No, the cards are stacked against Nawaz Sharif. The N League, for all the television bluster of its second tier leaders—or rather loudspeakers, for such champions as Talal Chaudry and Danial Aziz fall better in the category of loudspeakers than anything to do with leadership—is in no position to hold rallies and mount a public agitation against the ongoing investigation. The army would look askance at any such adventure and, as already stated, there is Imran Khan to consider.

Not many people would agree to the proposition that what we are presently seeing in Pakistan is the beginning of a transition, a move from one era to another. The long reign of the Sharifs is in the doldrums. Is it coming to an end? Everything points in that direction. Nothing is going right for them. Nawaz Sharif goes to Riyadh and he doesn’t get the attention he expects. He goes to Astana and, as the Indian media can’t help gloating over the fact, he doesn’t get to have a one-on-one meeting with the Chinese president Xi Jinping.

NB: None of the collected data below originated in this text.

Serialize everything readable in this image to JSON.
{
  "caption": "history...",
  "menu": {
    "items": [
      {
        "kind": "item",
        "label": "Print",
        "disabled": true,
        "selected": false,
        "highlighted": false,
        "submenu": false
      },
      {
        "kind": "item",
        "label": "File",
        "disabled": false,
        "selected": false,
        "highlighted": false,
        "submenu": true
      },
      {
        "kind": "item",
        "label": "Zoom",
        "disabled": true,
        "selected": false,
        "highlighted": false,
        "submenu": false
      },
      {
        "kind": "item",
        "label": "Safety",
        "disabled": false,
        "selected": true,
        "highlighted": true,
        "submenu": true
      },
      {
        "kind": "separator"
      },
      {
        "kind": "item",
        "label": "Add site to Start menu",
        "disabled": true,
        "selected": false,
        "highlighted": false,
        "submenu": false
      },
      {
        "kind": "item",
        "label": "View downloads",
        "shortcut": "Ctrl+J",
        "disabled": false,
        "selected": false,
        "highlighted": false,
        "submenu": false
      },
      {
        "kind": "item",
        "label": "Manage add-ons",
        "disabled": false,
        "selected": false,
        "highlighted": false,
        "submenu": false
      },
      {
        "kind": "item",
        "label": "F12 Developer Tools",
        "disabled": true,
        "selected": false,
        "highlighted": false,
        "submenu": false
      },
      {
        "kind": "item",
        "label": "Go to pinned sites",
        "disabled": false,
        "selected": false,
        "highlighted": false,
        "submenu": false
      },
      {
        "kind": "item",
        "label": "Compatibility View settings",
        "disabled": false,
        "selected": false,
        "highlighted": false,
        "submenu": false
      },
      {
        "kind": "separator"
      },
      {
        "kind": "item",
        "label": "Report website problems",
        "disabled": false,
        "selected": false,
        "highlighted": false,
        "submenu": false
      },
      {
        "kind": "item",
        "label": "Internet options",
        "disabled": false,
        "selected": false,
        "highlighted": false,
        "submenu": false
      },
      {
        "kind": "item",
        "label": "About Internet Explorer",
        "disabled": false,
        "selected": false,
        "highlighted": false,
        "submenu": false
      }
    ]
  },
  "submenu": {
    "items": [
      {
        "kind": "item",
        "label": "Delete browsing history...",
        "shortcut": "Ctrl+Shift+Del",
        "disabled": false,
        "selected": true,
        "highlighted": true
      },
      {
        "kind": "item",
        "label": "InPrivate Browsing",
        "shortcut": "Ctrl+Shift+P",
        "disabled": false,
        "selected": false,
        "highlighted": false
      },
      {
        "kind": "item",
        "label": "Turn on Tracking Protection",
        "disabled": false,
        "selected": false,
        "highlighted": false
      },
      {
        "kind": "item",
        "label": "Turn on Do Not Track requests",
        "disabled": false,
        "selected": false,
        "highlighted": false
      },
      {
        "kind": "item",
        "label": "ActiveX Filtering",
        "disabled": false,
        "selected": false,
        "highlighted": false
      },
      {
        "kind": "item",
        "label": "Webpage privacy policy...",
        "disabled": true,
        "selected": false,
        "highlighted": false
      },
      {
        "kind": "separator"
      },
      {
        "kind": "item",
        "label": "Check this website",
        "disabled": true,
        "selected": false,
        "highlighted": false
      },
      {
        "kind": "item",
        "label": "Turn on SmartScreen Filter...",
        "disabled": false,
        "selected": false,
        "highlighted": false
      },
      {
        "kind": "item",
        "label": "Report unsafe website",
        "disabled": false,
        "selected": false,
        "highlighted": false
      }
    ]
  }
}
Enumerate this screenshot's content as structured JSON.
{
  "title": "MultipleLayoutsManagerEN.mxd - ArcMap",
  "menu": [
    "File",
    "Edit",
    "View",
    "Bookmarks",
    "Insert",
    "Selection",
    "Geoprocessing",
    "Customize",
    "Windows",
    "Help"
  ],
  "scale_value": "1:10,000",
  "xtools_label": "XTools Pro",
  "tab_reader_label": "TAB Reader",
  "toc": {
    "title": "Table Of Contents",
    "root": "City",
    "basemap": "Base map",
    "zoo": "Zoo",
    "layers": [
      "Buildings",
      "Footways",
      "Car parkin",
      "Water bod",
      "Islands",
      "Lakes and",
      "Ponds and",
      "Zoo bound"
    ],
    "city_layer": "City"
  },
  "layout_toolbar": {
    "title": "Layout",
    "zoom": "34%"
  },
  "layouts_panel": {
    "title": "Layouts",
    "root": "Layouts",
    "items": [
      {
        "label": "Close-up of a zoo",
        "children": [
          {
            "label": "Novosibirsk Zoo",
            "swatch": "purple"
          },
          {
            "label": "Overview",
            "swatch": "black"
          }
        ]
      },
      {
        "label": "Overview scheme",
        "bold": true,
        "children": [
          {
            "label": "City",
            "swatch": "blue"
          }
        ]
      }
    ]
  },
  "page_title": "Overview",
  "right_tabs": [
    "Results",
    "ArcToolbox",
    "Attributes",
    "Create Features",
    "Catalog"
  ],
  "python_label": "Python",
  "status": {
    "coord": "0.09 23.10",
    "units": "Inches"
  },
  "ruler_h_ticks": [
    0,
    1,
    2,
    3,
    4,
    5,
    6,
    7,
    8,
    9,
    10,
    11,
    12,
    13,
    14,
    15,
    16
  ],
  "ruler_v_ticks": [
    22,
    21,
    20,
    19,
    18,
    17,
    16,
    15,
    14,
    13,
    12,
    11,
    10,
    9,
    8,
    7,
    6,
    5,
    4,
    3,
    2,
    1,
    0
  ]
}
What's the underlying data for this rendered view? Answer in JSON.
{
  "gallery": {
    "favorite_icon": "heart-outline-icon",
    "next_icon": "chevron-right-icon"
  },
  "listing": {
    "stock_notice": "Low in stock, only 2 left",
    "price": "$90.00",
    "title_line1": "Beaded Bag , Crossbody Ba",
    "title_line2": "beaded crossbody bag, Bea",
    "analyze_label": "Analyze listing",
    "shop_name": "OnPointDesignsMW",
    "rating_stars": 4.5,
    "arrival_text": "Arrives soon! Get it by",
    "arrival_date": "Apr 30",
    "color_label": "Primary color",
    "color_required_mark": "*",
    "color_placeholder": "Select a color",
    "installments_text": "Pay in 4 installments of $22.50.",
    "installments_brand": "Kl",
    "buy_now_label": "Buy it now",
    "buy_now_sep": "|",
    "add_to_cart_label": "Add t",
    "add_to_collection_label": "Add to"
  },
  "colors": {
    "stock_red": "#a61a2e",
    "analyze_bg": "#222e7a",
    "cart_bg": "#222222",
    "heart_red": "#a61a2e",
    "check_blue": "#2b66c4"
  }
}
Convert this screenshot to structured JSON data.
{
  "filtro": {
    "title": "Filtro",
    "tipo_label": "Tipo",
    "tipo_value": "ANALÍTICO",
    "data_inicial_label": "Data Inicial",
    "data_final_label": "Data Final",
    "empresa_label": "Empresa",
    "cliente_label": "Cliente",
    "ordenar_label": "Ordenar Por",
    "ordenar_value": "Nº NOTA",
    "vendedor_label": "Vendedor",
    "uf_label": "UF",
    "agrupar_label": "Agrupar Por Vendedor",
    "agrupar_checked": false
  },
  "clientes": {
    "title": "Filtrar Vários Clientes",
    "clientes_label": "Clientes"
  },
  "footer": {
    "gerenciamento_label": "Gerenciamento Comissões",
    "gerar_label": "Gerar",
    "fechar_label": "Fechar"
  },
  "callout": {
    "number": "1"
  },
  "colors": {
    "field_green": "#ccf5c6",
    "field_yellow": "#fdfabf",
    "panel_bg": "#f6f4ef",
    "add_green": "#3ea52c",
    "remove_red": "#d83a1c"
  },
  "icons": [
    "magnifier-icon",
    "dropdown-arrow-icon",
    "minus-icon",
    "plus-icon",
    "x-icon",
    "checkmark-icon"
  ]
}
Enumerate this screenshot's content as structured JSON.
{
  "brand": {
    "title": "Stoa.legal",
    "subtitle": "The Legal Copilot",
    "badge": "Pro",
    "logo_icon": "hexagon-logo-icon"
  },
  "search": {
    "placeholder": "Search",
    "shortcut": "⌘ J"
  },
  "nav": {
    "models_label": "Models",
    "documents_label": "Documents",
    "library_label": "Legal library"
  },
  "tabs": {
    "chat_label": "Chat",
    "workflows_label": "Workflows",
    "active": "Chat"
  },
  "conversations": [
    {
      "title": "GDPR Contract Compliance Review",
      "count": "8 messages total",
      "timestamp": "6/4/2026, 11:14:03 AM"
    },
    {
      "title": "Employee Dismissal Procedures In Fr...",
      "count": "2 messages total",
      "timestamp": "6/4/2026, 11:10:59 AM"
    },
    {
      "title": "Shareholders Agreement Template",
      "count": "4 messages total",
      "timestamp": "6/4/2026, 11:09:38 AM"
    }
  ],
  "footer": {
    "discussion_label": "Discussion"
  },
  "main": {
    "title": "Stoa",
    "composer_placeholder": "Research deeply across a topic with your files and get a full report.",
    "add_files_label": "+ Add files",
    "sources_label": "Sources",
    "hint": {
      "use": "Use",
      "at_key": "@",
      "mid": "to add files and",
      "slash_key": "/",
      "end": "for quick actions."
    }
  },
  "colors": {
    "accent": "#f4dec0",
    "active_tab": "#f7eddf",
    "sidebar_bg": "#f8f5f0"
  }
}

This was a government whose power lay in its advertising skills…and now they can’t even get their ads right. Shehbaz Sharif’s profile in a health department ad turns out to be half-fake: his head stuck on somebody else’s slightly more dashing figure. Soothsayers and astrologers would take this as a sign from above.

There is no governance worth the name. Everything is at a standstill, marking time. The army is doing its own thing. The corps commanders meet and issue a statement on Afghanistan which, come to think of it, is none of their business but when there is a vacuum in the heart of government, as there presently is, then everyone does his own thing.

The faithful are waiting for the end of Ramzan. With fasting falling at the height of summer this has been a tough holy month. The nation awaits the JIT report. Everything hangs on its outcome. It’s turning out to be a long hot summer for the Sharifs as well.

Everything has an expiry date. The Sharifs are long past theirs. They’ve done their thing, they’ve exhausted their rhetoric and beyond flyovers and metro bus lines they never were very famous for anything in the ideas department. Pakistan needs a fresh start. It can do with fresh ideas. It needs new hands on deck, new people at the helm.

In 1971-72, after the Indo-Pak war and the birth of Bangladesh, the future was in the hands of the PPP. For much of Pakistan’s history the future has been in the hands of the military leadership. Never before has it happened that Pakistan’s future should be in the hands of five members of an investigation team and three judges of the Supreme Court.